Now it's time to be positive and celebrate the goodness and importance of marriage between a man and a woman. The marriage vow renewal is a chance for husbands to look into their wives eyes, and vice versa, and say, 'Sweetheart, it's been 5, 10, 15, or even 50 years, and I would marry you again.'
The highlight of the day will be the opportunity for husbands and wives to renew their wedding vows in this idyllic setting
. . .
The marriage vow renewal is a chance for husbands to look into their wives eyes, and vice versa, and say, 'Sweetheart, it's been 5, 10, 15, or even 50 years, and I would marry you again.'
So what's the deal?
In 2007 Rajan Zed, a Hindu chaplain, read the first Hindu prayer in the Senate. There was a flood of opposing reactions from the religious-right community, many of whom are supporters of NOM and FRC. Tony Perkins strongly opposed the reading of a Hindu prayer. His reaction appears on the FRC website. In part is says (full text here):
No one can legitimately challenge the fact that the God America refers to in the pledge, our national motto, and other places is the monotheistic God of the Jewish and Christian faith. There is no historic connection between America and the polytheistic creed of the Hindu faith. I seriously doubt that Americans want to change the motto, "In God we Trust, which Congress adopted in 1955, to, "In gods we Trust." That is essentially what the United States Senate did today.
In June 2000 Maggie authored an article at uexpress.com,
Why Kids in Galveston Haven't a Prayer. Reflecting on the Supreme Court's prayer decision she wrote:
"The choice between whether to attend these games to risk facing a personally offensive religious ritual is in no practical sense an easy one," Justice Stevens pontificated. Oh yeah? I've been exposed to a lot of different prayers, what with a New Age mom, nonreligious siblings, my own Catholic faith, a Buddhist sister-in-law, and a whole pack of Hindu relations (including my husband). I can't imagine taking offense because they pray to God in their own way, not mine. Far from promoting religious tolerance, the court in this decision endorsed religious bigotry, the kind of WASPY bigotry that Frederick Streets, chaplain at Yale University, explicitly endorsed the next day in a letter to The New York Times: "Every citizen must be able to attend public events free of feeling imposed upon by any expression of religion or its practice." Keep your religion in church where it belongs. What? Did you think this was a free country?

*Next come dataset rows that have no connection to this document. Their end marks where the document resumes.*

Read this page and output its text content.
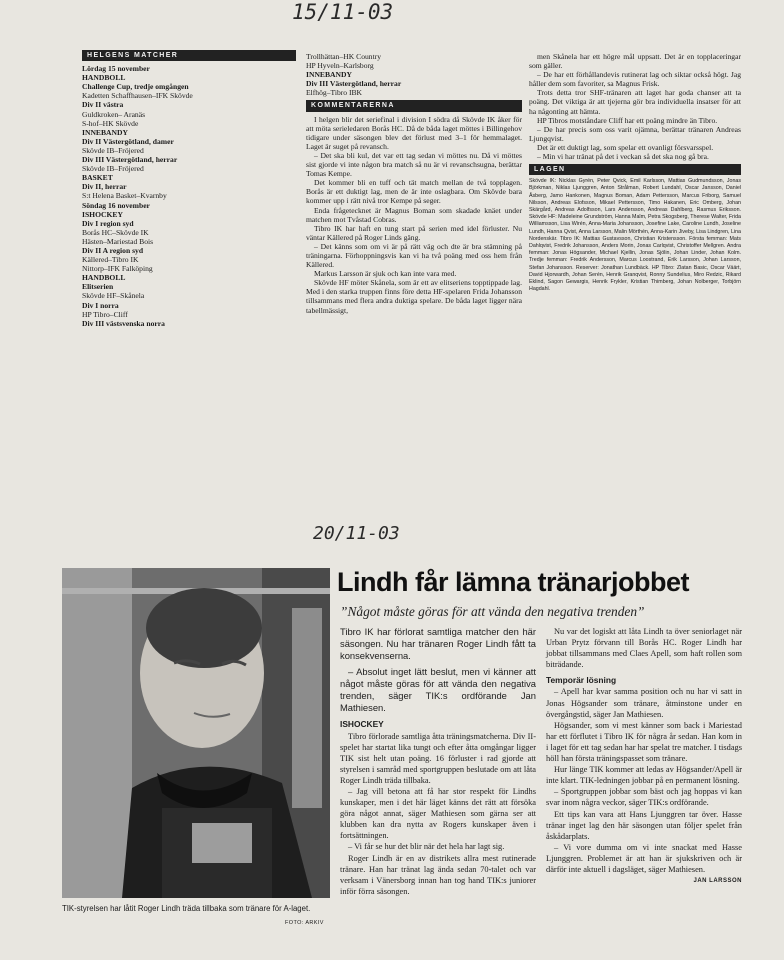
15/11-03
20/11-03
HELGENS MATCHER
Lördag 15 november
HANDBOLL
Challenge Cup, tredje omgången
Kadetten Schaffhausen–IFK Skövde
Div II västra
Guldkroken– Aranäs
S-hof–HK Skövde
INNEBANDY
Div II Västergötland, damer
Skövde IB–Fröjered
Div III Västergötland, herrar
Skövde IB–Fröjered
BASKET
Div II, herrar
S:t Helena Basket–Kvarnby
Söndag 16 november
ISHOCKEY
Div I region syd
Borås HC–Skövde IK
Hästen–Mariestad Bois
Div II A region syd
Källered–Tibro IK
Nittorp–IFK Falköping
HANDBOLL
Elitserien
Skövde HF–Skånela
Div I norra
HP Tibro–Cliff
Div III västsvenska norra
Trollhättan–HK Country
HP Hyveln–Karlsborg
INNEBANDY
Div III Västergötland, herrar
Elfhög–Tibro IBK
KOMMENTARERNA

I helgen blir det seriefinal i division I södra då Skövde IK åker för att möta serieledaren Borås HC. Då de båda laget möttes i Billingehov tidigare under säsongen blev det förlust med 3–1 för hemmalaget. Laget är suget på revansch.

– Det ska bli kul, det var ett tag sedan vi möttes nu. Då vi möttes sist gjorde vi inte någon bra match så nu är vi revanschsugna, berättar Tomas Kempe.

Det kommer bli en tuff och tät match mellan de två topplagen. Borås är ett duktigt lag, men de är inte oslagbara. Om Skövde bara kommer upp i rätt nivå tror Kempe på seger.

Enda frågetecknet är Magnus Boman som skadade knäet under matchen mot Tvåstad Cobras.

Tibro IK har haft en tung start på serien med idel förluster. Nu väntar Källered på Roger Linds gäng.

– Det känns som om vi är på rätt väg och dte är bra stämning på träningarna. Förhoppningsvis kan vi ha två poäng med oss hem från Källered.

Markus Larsson är sjuk och kan inte vara med.

Skövde HF möter Skånela, som är ett av elitseriens topptippade lag. Med i den starka truppen finns före detta HF-spelaren Frida Johansson tillsammans med flera andra duktiga spelare. De båda laget ligger nära tabellmässigt,

men Skånela har ett högre mål uppsatt. Det är en topplaceringar som gäller.

– De har ett förhållandevis rutinerat lag och siktar också högt. Jag håller dem som favoriter, sa Magnus Frisk.

Trots detta tror SHF-tränaren att laget har goda chanser att ta poäng. Det viktiga är att tjejerna gör bra individuella insatser för att ha någonting att hämta.

HP Tibros motståndare Cliff har ett poäng mindre än Tibro.

– De har precis som oss varit ojämna, berättar tränaren Andreas Ljungqvist.

Det är ett duktigt lag, som spelar ett ovanligt försvarsspel.

– Min vi har tränat på det i veckan så det ska nog gå bra.

LAGEN
Skövde IK: Nicklas Gyrén, Peter Qvick, Emil Karlsson, Mattias Gudmundsson, Jonas Björkman, Niklas Ljunggren, Anton Strålman, Robert Lundahl, Oscar Jansson, Daniel Åsberg, Jamo Hankonen, Magnus Boman, Adam Pettersson, Marcus Friborg, Samuel Nilsson, Andreas Elofsson, Mikael Pettersson, Timo Hakanen, Eric Omberg, Johan Skärgård, Andreas Adolfsson, Lars Andersson, Andreas Dahlberg, Rasmus Eriksson. Skövde HF: Madeleine Grundström, Hanna Malm, Petra Skogsberg, Therese Walter, Frida Williamsson, Lisa Wirén, Anna-Maria Johansson, Josefine Lake, Caroline Lundh, Joseline Lundh, Hanna Qvist, Anna Larsson, Malin Mörthén, Anna-Karin Jiveby, Lisa Lindgren, Lina Nordenskär. Tibro IK: Mattias Gustavsson, Christian Kristensson. Första femman: Mats Dahlqvist, Fredrik Johansson, Anders Morin, Jonas Carlqvist, Christoffer Mellgren. Andra femman: Jonas Högsander, Michael Kjellin, Jonas Sjölin, Johan Linder, Johan Kolm. Tredje femman: Fredrik Andersson, Marcus Loostrand, Erik Larsson, Johan Larsson, Stefan Johansson. Reserver: Jonathan Lundbäck. HP Tibro: Zlatan Basic, Oscar Väärt, David Hjorwardh, Johan Serén, Henrik Granqvist, Ronny Sundelius, Miro Redzic, Rikard Eklind, Sagon Gewargis, Henrik Frykler, Kristian Thimberg, Johan Nolberger, Torbjörn Hagdahl.
Lindh får lämna tränarjobbet
”Något måste göras för att vända den negativa trenden”
TIK-styrelsen har låtit Roger Lindh träda tillbaka som tränare för A-laget.
FOTO: ARKIV

Tibro IK har förlorat samtliga matcher den här säsongen. Nu har tränaren Roger Lindh fått ta konsekvenserna.

– Absolut inget lätt beslut, men vi känner att något måste göras för att vända den negativa trenden, säger TIK:s ordförande Jan Mathiesen.

ISHOCKEY

Tibro förlorade samtliga åtta träningsmatcherna. Div II-spelet har startat lika tungt och efter åtta omgångar ligger TIK sist helt utan poäng. 16 förluster i rad gjorde att styrelsen i samråd med sportgruppen beslutade om att låta Roger Lindh träda tillbaka.

– Jag vill betona att få har stor respekt för Lindhs kunskaper, men i det här läget känns det rätt att försöka göra något annat, säger Mathiesen som gärna ser att klubben kan dra nytta av Rogers kunskaper även i fortsättningen.

– Vi får se hur det blir när det hela har lagt sig.

Roger Lindh är en av distrikets allra mest rutinerade tränare. Han har tränat lag ända sedan 70-talet och var verksam i Vänersborg innan han tog hand TIK:s juniorer inför förra säsongen.

Nu var det logiskt att låta Lindh ta över seniorlaget när Urban Prytz förvann till Borås HC. Roger Lindh har jobbat tillsammans med Claes Apell, som haft rollen som biträdande.

Temporär lösning

– Apell har kvar samma position och nu har vi satt in Jonas Högsander som tränare, åtminstone under en övergångstid, säger Jan Mathiesen.

Högsander, som vi mest känner som back i Mariestad har ett förflutet i Tibro IK för några år sedan. Han kom in i laget för ett tag sedan har har spelat tre matcher. I tisdags höll han första träningspasset som tränare.

Hur länge TIK kommer att ledas av Högsander/Apell är inte klart. TIK-ledningen jobbar på en permanent lösning.

– Sportgruppen jobbar som bäst och jag hoppas vi kan svar inom några veckor, säger TIK:s ordförande.

Ett tips kan vara att Hans Ljunggren tar över. Hasse tränar inget lag den här säsongen utan följer spelet från åskådarplats.

– Vi vore dumma om vi inte snackat med Hasse Ljunggren. Problemet är att han är sjukskriven och är därför inte aktuell i dagsläget, säger Mathiesen.

JAN LARSSON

People who choose to be offended by others' diverse attempts to gain the favor of the divine, simply because they pray differently or not at all, should be exposed for the illiberal, intolerant, small-minded bigots they are, not catered to by the Supreme Court. The words "separation of church and state" never appear in the Constitution, but the "free exercise" of religion is our explicitly guaranteed birthright.
Is there a connection between Raman Srivastav's religion and his absence from Maggie's public appearances? Only Maggie knows.
For those of us in the progressive world, we embrace Raman Srivastav.